Hawaii is a popular tourist destination during the winter months, and Honolulu offers many outdoor attractions. However, the months of December through February are the rainy season, and records indicate that the most rain falls during the month of January. Using data from random years,37 a multiple linear regression model was used to explain the total January rainfall (y) that consisted of four predictor variables, one of which was a dummy variable (a variable with a value of either 0 or 1). The independent variables were monthly rainfall total in the previous December, January, and February (x1, x2, and x3, respectively) and a dummy variable (x4) which indicated whether there was a moderate to weak El Niño during the previous year. Rainfall totals were recorded in inches. HAWAII
a. Construct the ANOVA table and conduct a model utility test. Use technology to find the p value associated with this test. Find the value of r 2 . Use these results to describe the overall significance of the model.
b. Find the value of the test statistic and the p value associated with each hypothesis test for a significant regression coefficient. Use these results to determine the most important predictor variables in this model.
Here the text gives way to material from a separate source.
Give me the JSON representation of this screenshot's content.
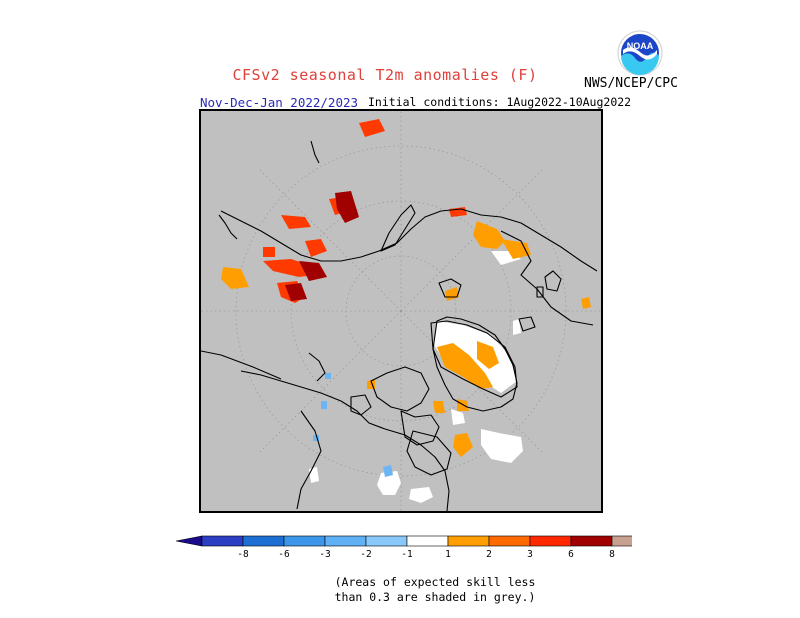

c. Consider a reduced model with the two most important predictor variables. Conduct a model utility test. Describe the significance of this model compared to the full model in part (a).
d. Find the most recent rainfall totals for Honolulu and records on El Niño. Use this information to find a 95% prediction interval for the most recent January rainfall total in Honolulu. Does the actual value lie in this interval? What does this suggest about the reduced model?